Deborah Elkins//July 27, 2015
A woman who alleges injury from slipping in water near a dairy freezer while she shopped for frozen pizza at a Virginia Beach Kroger store cannot show the store was negligent; plaintiff testified she saw the yellow warning cone near the allegedly dripping freezers and proceeded with caution before falling within two feet of the warning cone, and the Norfolk U.S. District Court Magistrate Judge says no reasonable juror could conclude Kroger failed to warn of the defect.
Plaintiff alleges she noticed a yellow wet floor cone between the pizza freezer and an adjacent ice cream freezer when she slipped while passing about one and one-half feet from the cone. She reported her fall to a store manager who took photos and prepared an incident report. According to plaintiff, the manager then stated “they knew they had been having issues with these coolers because they were getting ready to go through a whole store reset because of them.” Other than this comment regarding “issues” with the coolers plaintiff was unable to testify about who placed the cone, when it had been placed or whether it had been moved by any person prior to her fall. She did state the Kroger manager who completed the report told her the cone had previously been placed closer to the dairy freezer. But neither she nor the manager had any information regarding who moved the cone, when it had been moved or how long prior to plaintiff’s fall it had been moved.

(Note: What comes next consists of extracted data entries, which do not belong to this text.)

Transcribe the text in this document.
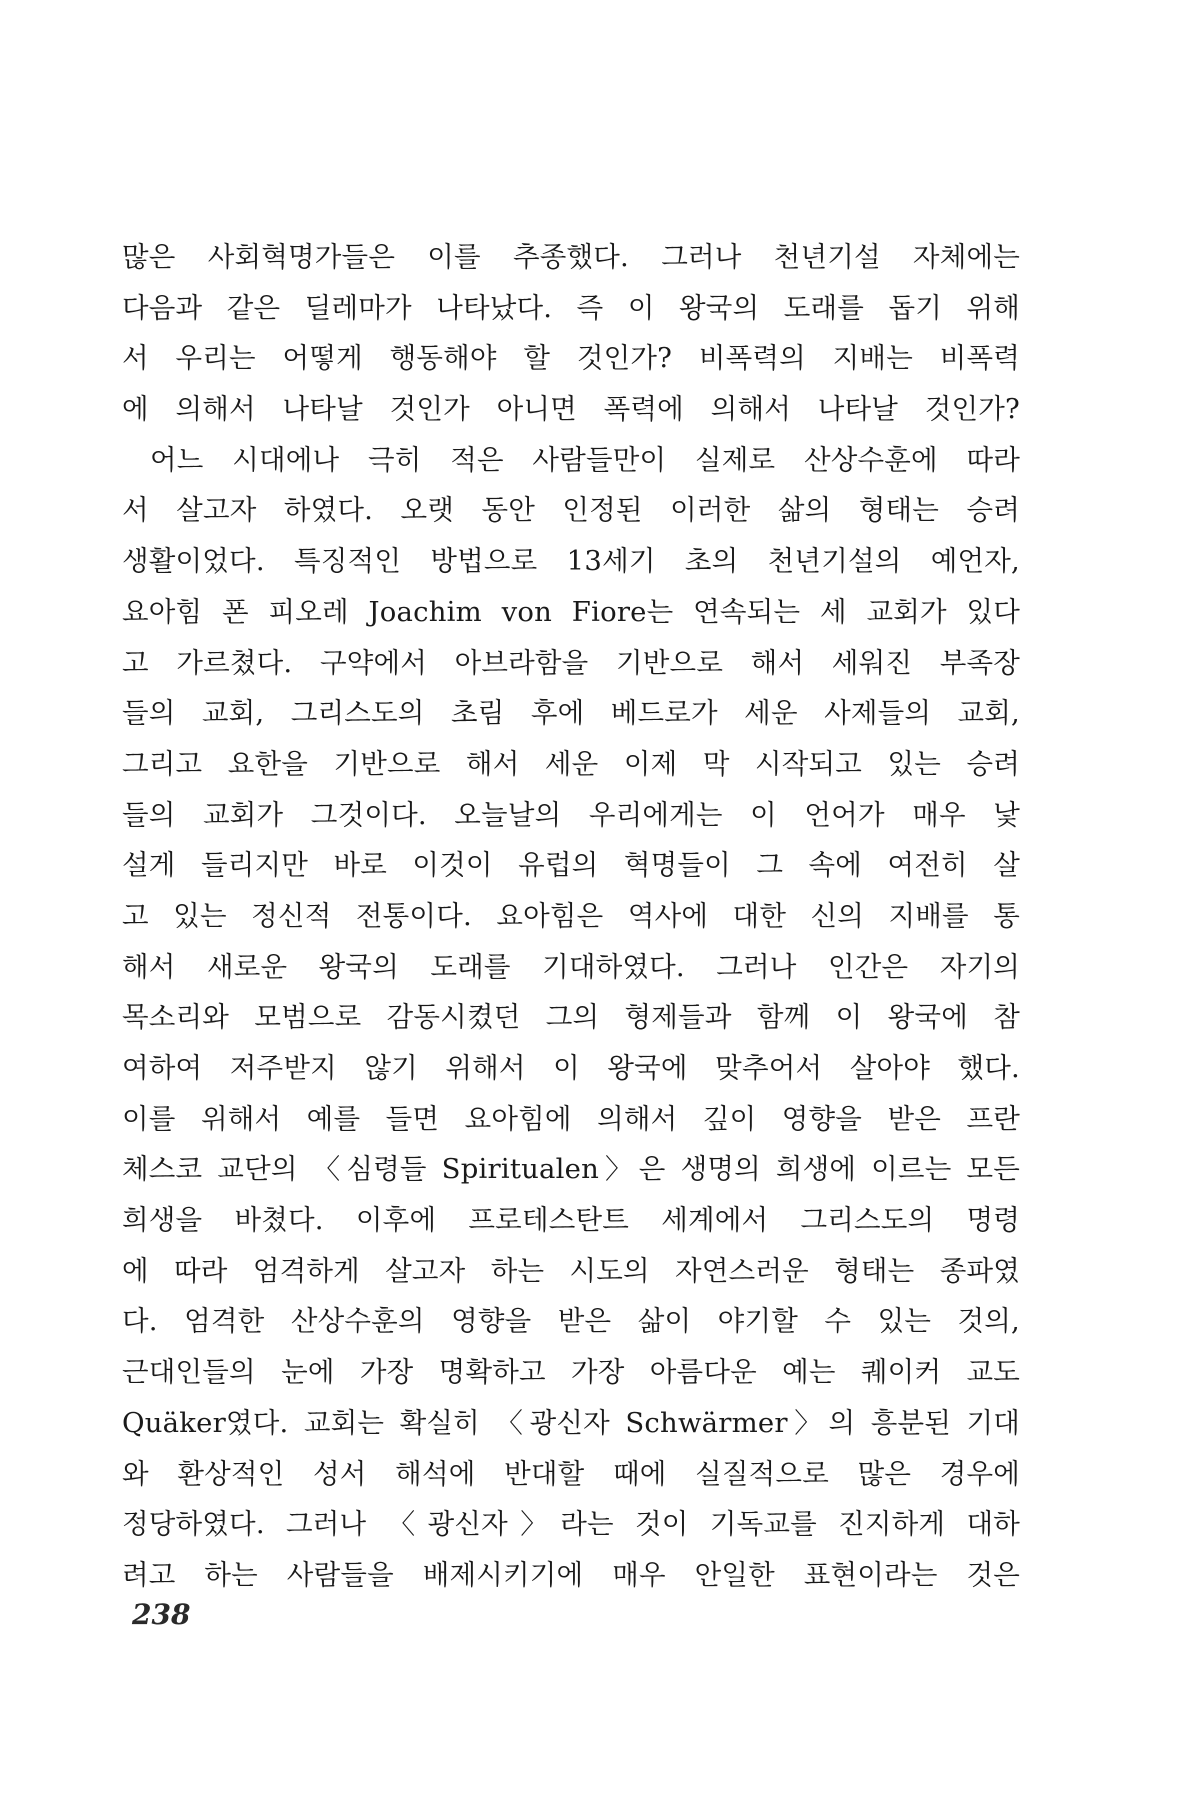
많은 사회혁명가들은 이를 추종했다. 그러나 천년기설 자체에는
다음과 같은 딜레마가 나타났다. 즉 이 왕국의 도래를 돕기 위해
서 우리는 어떻게 행동해야 할 것인가? 비폭력의 지배는 비폭력
에 의해서 나타날 것인가 아니면 폭력에 의해서 나타날 것인가?
어느 시대에나 극히 적은 사람들만이 실제로 산상수훈에 따라
서 살고자 하였다. 오랫 동안 인정된 이러한 삶의 형태는 승려
생활이었다. 특징적인 방법으로 13세기 초의 천년기설의 예언자,
요아힘 폰 피오레 Joachim von Fiore는 연속되는 세 교회가 있다
고 가르쳤다. 구약에서 아브라함을 기반으로 해서 세워진 부족장
들의 교회, 그리스도의 초림 후에 베드로가 세운 사제들의 교회,
그리고 요한을 기반으로 해서 세운 이제 막 시작되고 있는 승려
들의 교회가 그것이다. 오늘날의 우리에게는 이 언어가 매우 낯
설게 들리지만 바로 이것이 유럽의 혁명들이 그 속에 여전히 살
고 있는 정신적 전통이다. 요아힘은 역사에 대한 신의 지배를 통
해서 새로운 왕국의 도래를 기대하였다. 그러나 인간은 자기의
목소리와 모범으로 감동시켰던 그의 형제들과 함께 이 왕국에 참
여하여 저주받지 않기 위해서 이 왕국에 맞추어서 살아야 했다.
이를 위해서 예를 들면 요아힘에 의해서 깊이 영향을 받은 프란
체스코 교단의 〈심령들 Spiritualen〉은 생명의 희생에 이르는 모든
희생을 바쳤다. 이후에 프로테스탄트 세계에서 그리스도의 명령
에 따라 엄격하게 살고자 하는 시도의 자연스러운 형태는 종파였
다. 엄격한 산상수훈의 영향을 받은 삶이 야기할 수 있는 것의,
근대인들의 눈에 가장 명확하고 가장 아름다운 예는 퀘이커 교도
Quäker였다. 교회는 확실히 〈광신자 Schwärmer〉의 흥분된 기대
와 환상적인 성서 해석에 반대할 때에 실질적으로 많은 경우에
정당하였다. 그러나 〈광신자〉라는 것이 기독교를 진지하게 대하
려고 하는 사람들을 배제시키기에 매우 안일한 표현이라는 것은
238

According to her testimony, plaintiff was no more than two feet from the cone when she fell. No other witness testified that the cone was nearer or farther from her fall. A party against whom summary judgment is sought cannot create a jury issue by identifying discrepancies in his own account of the facts. The undisputed facts establish that plaintiff fell immediately adjacent to the warning cone deployed by Kroger to warn customers of the precise defect which she claims caused her fall. Plaintiff acknowledged seeing the warning, and understanding its purpose was to warn customers the nearby floor could be wet.
Plaintiff testified she saw the warning, understood its purpose and proceeded cautiously as a result. Despite her caution she fell. But the happening of an accident does not establish negligence.
Plaintiff’s fall is not compensable under Virginia law.
Loomis v. Kroger LP I (Miller) No. 2:14cv536, June 17, 2015; USDC at Norfolk, Va. VLW 015-3-326, 10 pp.